Los hasasine fueron felices en Persia, Siria y El Líbano, hasta que un muchacho llamado
Temujín adoptó el nombre de
Gengis Khan y se convirtió en
el azote del universo. Pero no fue Gengis Khan, de quien creo descender, el que dio cuenta de los adictos al hachís, sino un menos hábil nieto suyo de nombre
Hulagu. Éste puso sitio al cuartel general de la secta (
Alamut) con toda calma y barrió meticulosamente cada uno de sus más de 40 castillos.
Aunque la fortaleza de
Alamut era inexpugnable, un cerco eficiente dejó sin víveres a sus ocupantes y los obligó a entregarse.

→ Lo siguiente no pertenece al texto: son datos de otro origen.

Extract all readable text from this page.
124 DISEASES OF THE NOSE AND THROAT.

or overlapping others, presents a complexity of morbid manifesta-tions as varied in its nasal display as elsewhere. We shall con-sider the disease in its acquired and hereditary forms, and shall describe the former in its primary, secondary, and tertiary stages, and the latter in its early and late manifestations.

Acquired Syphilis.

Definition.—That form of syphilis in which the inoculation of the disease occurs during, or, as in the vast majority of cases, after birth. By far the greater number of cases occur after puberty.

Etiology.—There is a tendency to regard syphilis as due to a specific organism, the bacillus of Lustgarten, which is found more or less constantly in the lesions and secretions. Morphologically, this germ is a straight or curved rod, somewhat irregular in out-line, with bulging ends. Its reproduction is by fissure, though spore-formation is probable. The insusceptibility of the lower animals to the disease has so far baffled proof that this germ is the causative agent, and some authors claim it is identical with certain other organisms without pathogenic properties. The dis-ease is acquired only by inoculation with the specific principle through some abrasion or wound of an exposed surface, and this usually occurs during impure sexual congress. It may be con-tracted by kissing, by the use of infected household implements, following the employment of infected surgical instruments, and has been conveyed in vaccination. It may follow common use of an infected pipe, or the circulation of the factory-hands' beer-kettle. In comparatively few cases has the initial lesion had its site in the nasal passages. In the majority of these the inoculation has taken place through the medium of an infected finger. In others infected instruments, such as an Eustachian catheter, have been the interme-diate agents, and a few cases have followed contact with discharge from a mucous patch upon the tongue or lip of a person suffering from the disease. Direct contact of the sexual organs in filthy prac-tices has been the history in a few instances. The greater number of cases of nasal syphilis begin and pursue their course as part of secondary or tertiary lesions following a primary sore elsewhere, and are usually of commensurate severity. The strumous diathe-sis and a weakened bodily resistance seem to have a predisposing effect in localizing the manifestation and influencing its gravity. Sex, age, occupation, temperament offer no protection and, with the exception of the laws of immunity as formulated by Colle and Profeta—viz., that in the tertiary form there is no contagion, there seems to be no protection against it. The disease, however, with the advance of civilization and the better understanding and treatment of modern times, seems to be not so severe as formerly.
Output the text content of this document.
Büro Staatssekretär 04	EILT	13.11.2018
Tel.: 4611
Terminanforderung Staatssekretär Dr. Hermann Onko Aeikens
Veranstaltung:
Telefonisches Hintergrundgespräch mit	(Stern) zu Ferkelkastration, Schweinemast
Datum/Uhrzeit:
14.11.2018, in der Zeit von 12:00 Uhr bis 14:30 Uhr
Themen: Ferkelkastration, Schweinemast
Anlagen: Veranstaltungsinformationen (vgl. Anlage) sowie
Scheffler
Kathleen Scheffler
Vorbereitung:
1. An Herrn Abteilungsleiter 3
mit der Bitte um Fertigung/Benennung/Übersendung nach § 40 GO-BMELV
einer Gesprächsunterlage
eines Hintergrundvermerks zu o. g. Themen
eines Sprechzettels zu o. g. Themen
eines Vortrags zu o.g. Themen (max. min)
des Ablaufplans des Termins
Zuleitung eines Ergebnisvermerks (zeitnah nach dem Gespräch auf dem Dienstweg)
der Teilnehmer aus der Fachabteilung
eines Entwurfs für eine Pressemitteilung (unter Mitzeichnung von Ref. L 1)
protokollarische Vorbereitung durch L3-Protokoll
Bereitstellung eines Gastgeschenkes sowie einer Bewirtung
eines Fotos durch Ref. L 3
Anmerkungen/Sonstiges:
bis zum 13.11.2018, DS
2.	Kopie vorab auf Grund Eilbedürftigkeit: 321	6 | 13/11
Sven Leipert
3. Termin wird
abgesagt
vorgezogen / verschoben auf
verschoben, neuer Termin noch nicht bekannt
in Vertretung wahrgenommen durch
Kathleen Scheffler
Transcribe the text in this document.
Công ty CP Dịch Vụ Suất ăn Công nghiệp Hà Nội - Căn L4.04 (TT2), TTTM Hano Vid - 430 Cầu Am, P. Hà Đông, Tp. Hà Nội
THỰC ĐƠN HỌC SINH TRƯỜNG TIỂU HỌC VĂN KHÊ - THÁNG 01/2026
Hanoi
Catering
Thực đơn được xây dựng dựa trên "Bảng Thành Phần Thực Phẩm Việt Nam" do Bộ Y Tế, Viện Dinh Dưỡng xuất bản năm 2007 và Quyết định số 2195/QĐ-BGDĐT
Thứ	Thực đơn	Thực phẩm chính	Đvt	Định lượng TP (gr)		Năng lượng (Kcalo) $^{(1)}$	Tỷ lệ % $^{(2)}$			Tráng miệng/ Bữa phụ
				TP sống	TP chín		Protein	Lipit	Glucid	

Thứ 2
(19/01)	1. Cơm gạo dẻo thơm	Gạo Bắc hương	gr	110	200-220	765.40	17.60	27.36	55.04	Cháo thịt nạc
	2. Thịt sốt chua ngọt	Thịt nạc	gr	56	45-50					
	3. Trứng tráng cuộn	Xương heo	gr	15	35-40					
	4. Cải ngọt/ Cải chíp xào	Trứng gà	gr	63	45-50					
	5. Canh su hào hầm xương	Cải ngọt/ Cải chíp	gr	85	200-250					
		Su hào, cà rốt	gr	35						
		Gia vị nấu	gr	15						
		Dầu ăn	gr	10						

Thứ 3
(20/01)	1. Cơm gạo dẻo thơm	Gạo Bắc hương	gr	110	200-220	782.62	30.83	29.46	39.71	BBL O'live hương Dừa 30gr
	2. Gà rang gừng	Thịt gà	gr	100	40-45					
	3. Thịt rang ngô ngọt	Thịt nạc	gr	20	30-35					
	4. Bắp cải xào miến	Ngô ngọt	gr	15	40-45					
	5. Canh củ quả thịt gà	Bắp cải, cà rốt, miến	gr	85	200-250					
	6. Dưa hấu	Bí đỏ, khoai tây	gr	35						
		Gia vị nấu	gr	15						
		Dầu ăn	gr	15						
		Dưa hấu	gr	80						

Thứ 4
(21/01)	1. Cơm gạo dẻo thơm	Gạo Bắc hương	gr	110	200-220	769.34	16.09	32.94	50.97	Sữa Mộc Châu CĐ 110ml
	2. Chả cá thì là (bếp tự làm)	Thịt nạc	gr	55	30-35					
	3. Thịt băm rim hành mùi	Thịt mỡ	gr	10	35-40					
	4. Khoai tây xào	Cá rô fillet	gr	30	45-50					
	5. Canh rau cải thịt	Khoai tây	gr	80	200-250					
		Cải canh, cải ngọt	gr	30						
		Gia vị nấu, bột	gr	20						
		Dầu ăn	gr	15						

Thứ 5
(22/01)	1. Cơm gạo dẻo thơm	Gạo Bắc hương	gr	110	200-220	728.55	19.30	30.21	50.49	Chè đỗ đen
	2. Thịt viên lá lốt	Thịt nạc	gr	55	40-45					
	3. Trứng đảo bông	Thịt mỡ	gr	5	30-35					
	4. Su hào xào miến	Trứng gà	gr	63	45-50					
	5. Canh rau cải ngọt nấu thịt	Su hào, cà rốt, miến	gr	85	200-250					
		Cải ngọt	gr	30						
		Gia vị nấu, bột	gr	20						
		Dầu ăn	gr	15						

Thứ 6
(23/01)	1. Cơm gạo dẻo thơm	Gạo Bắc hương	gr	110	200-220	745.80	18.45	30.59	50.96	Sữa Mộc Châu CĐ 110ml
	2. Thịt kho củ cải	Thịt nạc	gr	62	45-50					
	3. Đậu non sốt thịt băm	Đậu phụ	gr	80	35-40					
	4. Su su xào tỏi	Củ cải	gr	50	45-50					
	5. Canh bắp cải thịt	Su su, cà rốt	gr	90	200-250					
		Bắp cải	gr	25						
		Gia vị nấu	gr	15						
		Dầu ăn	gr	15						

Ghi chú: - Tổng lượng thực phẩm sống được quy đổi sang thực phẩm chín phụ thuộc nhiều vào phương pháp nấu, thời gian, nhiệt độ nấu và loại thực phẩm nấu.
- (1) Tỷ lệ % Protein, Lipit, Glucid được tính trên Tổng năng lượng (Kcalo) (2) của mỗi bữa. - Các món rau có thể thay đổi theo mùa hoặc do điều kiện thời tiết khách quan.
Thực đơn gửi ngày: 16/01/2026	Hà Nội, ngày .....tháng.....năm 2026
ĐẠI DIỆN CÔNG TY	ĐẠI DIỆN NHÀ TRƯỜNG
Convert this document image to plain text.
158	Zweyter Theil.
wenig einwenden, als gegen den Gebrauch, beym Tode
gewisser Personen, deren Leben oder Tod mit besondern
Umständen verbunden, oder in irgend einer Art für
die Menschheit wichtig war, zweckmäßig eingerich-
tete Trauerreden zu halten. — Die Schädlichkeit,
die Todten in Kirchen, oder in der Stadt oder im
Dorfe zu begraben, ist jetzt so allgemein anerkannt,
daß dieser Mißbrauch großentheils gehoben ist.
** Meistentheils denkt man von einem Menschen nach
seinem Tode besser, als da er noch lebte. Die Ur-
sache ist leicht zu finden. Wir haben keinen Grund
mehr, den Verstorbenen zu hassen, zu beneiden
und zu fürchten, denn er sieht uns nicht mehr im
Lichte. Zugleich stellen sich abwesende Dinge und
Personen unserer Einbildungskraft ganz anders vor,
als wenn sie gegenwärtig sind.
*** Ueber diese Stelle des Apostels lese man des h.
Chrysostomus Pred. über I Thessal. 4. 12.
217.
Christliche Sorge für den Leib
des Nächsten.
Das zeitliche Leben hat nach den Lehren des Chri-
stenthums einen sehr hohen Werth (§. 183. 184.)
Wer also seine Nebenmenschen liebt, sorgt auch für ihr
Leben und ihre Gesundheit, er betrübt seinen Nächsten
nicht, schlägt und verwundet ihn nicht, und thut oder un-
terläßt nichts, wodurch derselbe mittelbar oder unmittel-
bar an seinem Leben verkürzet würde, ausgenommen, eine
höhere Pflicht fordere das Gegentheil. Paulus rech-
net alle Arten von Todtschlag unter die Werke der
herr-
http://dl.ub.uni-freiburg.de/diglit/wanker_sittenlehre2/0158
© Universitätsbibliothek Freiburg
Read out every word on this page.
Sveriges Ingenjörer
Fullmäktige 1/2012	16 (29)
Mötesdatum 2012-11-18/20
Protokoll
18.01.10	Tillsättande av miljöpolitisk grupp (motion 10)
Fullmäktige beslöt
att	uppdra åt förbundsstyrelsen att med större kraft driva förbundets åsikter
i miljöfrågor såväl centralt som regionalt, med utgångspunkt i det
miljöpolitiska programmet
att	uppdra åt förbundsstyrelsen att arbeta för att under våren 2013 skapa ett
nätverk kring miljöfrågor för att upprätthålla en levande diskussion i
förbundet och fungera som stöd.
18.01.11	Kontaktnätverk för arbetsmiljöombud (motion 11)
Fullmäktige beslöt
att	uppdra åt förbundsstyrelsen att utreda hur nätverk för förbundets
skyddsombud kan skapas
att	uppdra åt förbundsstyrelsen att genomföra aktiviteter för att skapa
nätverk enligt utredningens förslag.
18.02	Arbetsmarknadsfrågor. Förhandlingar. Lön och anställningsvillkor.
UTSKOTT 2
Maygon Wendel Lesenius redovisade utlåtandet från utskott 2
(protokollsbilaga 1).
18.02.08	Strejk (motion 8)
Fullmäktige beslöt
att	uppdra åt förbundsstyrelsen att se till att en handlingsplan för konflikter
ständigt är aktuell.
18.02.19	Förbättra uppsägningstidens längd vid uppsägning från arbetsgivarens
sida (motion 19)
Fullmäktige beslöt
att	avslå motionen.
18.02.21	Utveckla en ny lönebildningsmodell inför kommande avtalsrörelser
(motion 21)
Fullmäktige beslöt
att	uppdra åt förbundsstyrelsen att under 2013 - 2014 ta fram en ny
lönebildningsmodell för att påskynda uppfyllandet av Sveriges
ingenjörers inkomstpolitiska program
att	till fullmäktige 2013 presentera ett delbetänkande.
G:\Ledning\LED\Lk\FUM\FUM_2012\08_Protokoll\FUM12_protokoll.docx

Concluido ese trámite mi antepasado
Hulagu, bastante instruido en comparación con el resto de los jerarcas mongoles, pero no tanto como para resistirse a la tentación de destruir lo que no entendía, envió a su chambelán musulmán
Ata al Mulk Juveni para inspeccionar la biblioteca. Éste apartó para sí los libros de historia y los ejemplares del Corán que pudo hallar; el resto, exquisitos compendios de literatura herética, fue quemado en el acto. De esta manera los residentes de
Malasya y yo nos vimos privados de acceder a textos apócrifos del
Nuevo Testamento, tradiciones islámicas extravagantes, y diversas obras de filosofía y ciencias ocultas.
Por una extraña coincidencia, al mismo tiempo que estos libros eran quemados en
Alamut, cayó un rayo sobre la ciudad de Medina provocando un incendio que acabó con su biblioteca, donde radicaba la mayor colección de tratados de filosofía ortodoxa musulmana de aquel entonces. Mmmh.